For the origins of Pudding Club, see here. For all the recipes in the series, click the tag.
Pudding club restarted in the new year, and I made a steamed pudding. I had planned to try and make my own Christmas pudding this year, and for much of the time I had all the right ingredients but no pudding basin. I toyed with the idea of re-using the plastic ones that supermarket Christmas puddings come in, but in the end, as with so many things Christmas this year, I prevaricated for too long and put it off till next year.
But with the idea in my mind that steamed puddings might be something I would like to tackle, I was thrilled to see a variety of pudding basins in Lakeland remaindered to sell. I plumped for a rather nice Mason & Cash affair with robins and snowflakes painted on it, at least partly because I couldn’t find the 2l metal with a sealing lid which I didn’t see until after I’d passed through the tills.
So to christen the basin, I decided to make a Sussex Pond pudding, following this BBC recipe, for once, almost entirely to the letter.
The one exception was the size of the basin. The recipe calls for a 1.5 litre basin; in the shop they told me the Mason & Cash affair was 600ml. When I measured it for myself, filled to the brim, it was more like 800. But it was definitely smaller than the recipe called for.
And yet, I made it to the measurements, and it all fit in perfectly.
Here’s the ingredients going in:
A good thick layer of suet pastry, butter and dark sugar at the base, then skewered ((the recipe suggests using a larding needle or skewer. I wonder how many more people have skewers than larding needles)) lemons on top, then the rest of the butter and sugar.
Into the basin, covered with a foil and parchment lid with a pleat in it, and tied up with string. I was dead chuffed with how this looked when it was completed as so often my craft attempts look far from good when done.
Then steamed. I used my stock pot and a smaller pudding pot to hold the basin off the bottom. I then steamed for four hours, with a view to allowing the pudding to cool completely, transport it to our friends, and then boil again for about forty minutes to warm before serving.
At this point it was a little nerve-wracking.
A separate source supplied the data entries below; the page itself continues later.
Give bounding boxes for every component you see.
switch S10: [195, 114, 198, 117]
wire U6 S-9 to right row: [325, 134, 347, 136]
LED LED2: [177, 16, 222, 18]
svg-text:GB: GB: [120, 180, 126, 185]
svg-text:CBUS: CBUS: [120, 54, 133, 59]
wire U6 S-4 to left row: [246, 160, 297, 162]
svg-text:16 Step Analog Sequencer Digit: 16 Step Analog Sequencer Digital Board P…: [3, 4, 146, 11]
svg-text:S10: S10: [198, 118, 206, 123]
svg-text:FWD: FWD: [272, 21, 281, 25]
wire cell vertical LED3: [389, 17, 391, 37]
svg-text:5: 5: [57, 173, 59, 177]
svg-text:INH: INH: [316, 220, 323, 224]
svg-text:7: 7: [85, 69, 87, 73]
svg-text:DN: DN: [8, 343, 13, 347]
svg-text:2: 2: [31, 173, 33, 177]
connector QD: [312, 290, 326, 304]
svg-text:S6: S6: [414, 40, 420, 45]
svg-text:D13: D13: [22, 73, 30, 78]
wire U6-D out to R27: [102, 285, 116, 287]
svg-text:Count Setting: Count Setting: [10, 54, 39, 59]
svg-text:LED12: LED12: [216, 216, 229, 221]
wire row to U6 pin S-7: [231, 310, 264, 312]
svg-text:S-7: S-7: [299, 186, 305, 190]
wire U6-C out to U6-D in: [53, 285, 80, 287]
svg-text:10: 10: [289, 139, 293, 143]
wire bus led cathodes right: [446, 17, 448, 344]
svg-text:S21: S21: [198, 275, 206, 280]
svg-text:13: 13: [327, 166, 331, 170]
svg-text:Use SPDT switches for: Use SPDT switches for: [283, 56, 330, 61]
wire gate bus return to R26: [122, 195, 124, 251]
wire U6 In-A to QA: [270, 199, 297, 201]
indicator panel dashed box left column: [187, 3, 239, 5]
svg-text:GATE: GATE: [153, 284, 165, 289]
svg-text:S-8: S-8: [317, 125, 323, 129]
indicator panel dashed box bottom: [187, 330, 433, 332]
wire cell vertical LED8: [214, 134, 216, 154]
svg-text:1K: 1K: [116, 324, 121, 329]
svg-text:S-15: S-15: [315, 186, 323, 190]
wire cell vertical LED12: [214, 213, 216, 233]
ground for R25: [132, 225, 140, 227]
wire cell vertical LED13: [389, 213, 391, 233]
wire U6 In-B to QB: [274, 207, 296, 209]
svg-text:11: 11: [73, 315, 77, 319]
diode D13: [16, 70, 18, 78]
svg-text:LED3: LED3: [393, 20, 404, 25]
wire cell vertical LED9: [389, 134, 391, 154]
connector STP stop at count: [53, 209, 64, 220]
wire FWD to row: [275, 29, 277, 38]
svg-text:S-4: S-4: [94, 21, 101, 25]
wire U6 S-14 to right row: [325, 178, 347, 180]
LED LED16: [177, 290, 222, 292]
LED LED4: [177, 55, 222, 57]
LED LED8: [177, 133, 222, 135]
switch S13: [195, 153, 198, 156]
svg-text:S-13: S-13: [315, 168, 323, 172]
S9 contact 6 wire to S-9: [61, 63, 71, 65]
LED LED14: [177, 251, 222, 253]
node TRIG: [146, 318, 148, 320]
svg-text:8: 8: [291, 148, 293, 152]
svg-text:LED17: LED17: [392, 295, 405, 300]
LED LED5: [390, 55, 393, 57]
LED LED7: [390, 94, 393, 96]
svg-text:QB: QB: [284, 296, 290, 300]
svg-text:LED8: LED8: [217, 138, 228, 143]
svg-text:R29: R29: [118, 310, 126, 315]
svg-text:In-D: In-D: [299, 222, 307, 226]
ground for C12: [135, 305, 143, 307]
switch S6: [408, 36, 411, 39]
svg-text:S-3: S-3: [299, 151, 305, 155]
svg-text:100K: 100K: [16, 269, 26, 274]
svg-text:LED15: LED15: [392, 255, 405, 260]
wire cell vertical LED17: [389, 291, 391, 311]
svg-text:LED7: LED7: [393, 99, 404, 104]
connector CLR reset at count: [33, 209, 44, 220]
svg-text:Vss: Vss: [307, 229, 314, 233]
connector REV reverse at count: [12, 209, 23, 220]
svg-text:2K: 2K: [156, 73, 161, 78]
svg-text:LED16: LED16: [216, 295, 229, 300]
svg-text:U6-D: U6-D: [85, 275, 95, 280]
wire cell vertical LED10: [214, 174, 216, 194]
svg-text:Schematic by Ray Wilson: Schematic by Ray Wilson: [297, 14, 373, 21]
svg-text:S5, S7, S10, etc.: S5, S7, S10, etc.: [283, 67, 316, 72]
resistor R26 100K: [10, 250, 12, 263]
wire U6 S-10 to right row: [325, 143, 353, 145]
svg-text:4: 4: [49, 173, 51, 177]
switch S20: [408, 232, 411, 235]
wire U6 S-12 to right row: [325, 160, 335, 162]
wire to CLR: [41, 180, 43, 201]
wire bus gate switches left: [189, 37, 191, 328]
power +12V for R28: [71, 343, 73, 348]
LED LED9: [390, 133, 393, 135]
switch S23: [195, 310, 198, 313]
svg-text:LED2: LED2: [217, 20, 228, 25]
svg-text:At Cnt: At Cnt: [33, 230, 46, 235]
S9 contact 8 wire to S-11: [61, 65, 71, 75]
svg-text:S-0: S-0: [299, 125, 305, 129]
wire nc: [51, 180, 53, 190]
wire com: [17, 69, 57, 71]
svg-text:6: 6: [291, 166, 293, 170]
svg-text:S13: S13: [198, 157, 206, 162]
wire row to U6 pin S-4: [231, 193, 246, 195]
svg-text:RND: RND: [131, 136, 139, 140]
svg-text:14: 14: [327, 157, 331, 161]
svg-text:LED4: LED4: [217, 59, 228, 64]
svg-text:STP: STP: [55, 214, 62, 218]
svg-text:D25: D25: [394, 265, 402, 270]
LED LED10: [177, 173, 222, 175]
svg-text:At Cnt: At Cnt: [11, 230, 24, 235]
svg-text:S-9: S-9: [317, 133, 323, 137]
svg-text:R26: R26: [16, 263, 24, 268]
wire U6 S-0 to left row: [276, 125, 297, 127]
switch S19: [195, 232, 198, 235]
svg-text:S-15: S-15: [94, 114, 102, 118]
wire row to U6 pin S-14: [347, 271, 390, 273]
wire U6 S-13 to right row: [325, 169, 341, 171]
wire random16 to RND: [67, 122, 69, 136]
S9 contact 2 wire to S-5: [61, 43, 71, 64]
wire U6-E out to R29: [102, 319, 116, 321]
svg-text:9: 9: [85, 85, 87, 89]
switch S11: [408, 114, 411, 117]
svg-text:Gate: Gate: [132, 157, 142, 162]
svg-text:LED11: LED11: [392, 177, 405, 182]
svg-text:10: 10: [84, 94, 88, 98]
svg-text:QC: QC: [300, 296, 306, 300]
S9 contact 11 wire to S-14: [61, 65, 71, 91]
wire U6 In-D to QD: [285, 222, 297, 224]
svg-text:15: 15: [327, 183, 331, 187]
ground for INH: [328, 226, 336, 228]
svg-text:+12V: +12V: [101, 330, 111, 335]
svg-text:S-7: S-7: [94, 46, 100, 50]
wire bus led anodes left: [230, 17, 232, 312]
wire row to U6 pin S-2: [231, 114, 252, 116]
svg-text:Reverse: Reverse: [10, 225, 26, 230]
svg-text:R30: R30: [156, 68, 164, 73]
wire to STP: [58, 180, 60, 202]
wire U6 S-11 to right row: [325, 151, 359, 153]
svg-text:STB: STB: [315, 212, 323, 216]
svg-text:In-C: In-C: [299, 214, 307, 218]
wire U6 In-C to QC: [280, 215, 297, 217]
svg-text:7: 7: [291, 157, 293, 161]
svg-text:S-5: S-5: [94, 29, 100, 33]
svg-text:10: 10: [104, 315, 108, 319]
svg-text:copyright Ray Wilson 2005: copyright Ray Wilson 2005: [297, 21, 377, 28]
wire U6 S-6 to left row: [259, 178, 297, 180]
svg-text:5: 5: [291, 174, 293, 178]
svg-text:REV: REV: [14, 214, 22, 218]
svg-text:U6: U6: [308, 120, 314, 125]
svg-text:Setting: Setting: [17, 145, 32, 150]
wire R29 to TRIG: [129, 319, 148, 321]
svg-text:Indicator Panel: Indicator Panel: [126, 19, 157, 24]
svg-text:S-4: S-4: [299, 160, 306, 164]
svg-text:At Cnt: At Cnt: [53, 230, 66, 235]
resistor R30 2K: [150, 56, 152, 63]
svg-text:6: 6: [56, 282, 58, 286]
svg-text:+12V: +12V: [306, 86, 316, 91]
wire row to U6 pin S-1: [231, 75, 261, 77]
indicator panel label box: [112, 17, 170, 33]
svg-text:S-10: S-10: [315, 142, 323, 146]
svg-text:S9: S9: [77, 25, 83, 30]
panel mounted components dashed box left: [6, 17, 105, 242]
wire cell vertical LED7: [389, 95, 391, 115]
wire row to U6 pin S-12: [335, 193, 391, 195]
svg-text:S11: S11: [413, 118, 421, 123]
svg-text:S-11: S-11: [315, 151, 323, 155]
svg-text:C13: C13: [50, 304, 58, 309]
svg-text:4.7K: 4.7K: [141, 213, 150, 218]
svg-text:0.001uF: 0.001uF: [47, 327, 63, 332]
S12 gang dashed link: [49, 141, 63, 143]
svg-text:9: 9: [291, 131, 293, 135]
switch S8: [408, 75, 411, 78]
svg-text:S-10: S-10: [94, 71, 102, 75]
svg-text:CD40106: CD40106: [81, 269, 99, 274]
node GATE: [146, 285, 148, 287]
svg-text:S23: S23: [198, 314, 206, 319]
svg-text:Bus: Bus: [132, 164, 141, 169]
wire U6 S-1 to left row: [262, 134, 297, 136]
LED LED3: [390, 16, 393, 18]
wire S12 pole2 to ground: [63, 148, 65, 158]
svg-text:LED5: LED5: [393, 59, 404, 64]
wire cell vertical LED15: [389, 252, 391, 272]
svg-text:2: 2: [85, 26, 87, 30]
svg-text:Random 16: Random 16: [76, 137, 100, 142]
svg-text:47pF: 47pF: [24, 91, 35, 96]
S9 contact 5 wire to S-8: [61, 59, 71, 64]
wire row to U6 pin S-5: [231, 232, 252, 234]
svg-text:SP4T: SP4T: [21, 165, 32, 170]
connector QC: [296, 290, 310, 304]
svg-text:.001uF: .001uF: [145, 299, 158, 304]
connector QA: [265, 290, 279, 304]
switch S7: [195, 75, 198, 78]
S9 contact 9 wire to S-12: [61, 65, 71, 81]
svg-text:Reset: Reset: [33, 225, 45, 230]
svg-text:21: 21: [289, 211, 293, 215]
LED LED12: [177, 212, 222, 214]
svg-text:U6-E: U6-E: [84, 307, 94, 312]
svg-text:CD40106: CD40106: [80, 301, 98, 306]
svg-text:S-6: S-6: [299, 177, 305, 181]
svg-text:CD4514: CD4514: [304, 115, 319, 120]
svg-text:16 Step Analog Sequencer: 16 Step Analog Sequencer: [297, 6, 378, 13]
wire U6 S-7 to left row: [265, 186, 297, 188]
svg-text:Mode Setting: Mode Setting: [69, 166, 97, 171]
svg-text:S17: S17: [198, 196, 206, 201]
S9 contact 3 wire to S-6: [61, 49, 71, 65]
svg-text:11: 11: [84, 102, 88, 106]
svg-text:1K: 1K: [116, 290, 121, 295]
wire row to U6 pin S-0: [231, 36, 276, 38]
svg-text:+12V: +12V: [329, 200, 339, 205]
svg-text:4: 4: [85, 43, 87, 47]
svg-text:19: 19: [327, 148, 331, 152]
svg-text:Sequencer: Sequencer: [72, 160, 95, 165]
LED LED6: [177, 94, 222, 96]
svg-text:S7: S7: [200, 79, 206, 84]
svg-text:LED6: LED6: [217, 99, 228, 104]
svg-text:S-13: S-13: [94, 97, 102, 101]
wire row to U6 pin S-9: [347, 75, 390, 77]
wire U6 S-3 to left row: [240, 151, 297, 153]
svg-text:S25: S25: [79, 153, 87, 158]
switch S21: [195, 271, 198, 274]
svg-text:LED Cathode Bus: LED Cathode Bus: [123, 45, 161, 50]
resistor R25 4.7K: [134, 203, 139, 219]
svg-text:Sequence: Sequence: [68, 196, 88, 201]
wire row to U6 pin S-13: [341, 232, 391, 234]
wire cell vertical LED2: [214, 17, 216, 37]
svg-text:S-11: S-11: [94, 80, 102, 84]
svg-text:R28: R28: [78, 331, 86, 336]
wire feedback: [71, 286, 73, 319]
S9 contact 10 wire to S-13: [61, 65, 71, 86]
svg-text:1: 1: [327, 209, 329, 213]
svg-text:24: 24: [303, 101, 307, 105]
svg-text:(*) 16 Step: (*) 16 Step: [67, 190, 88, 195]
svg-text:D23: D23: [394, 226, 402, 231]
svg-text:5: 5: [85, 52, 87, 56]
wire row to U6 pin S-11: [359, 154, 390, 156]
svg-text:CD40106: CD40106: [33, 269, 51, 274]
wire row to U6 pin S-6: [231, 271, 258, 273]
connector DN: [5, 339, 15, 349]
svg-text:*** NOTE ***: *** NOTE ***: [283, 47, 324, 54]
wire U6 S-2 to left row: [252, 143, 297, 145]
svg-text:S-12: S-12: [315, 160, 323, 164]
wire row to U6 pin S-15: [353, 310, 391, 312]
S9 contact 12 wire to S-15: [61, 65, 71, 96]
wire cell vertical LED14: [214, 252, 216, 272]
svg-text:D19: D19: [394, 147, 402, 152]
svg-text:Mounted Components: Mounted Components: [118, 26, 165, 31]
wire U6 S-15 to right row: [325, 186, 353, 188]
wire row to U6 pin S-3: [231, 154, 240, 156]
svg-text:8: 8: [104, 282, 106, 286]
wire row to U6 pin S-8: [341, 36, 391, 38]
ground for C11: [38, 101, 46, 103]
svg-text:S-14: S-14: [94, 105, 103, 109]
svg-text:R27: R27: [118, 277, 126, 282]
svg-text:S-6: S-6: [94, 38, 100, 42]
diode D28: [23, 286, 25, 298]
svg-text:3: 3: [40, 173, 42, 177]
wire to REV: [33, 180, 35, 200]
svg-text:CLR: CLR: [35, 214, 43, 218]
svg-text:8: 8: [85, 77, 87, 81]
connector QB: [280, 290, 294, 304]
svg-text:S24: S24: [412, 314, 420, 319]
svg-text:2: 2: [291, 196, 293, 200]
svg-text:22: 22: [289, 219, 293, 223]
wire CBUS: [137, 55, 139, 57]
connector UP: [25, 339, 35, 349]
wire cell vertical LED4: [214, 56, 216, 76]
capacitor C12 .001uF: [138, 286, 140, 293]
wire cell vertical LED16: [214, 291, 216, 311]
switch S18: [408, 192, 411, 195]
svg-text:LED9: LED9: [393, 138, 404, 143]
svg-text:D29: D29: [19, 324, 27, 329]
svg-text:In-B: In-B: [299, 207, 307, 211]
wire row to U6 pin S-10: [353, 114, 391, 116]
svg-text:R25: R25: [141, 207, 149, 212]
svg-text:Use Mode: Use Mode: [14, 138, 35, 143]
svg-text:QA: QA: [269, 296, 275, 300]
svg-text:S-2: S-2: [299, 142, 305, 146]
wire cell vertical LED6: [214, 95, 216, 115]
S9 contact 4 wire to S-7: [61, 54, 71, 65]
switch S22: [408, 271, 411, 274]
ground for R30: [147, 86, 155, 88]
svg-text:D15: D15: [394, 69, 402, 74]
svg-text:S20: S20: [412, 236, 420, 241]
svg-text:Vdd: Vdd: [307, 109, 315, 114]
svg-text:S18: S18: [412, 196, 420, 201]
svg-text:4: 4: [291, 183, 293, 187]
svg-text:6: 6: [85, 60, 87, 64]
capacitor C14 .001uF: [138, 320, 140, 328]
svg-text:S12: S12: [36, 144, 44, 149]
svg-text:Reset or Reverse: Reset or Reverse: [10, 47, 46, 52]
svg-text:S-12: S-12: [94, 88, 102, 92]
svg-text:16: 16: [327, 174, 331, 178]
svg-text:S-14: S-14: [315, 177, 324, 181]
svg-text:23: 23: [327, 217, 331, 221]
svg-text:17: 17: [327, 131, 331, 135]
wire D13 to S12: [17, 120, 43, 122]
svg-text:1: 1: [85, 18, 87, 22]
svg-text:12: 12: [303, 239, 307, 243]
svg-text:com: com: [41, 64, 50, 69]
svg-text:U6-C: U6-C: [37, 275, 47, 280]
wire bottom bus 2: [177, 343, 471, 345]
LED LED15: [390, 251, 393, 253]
The pudding was sealed in its basin and I had no idea whether it would turn out, whether it was properly cooked and how it would taste when it turned out.
It turned out just fine.
Then the question was clearly how would it taste? And would the lemons actually be edible, after all that cooking?
What happens is the lemon juice leaks out of the skewer holes, muddles with the melted butter and sugar and forms a dense syrup. With the pith from the lemons still there, this certainly ends up a very adult taste, sweet, lemony but with also a fairly strong marmalady bitterness as an edge to the flavour.
The lemons were not edible.
Some of us had it with custard; others with cream. Our toddler friends preferred the custard to the pudding.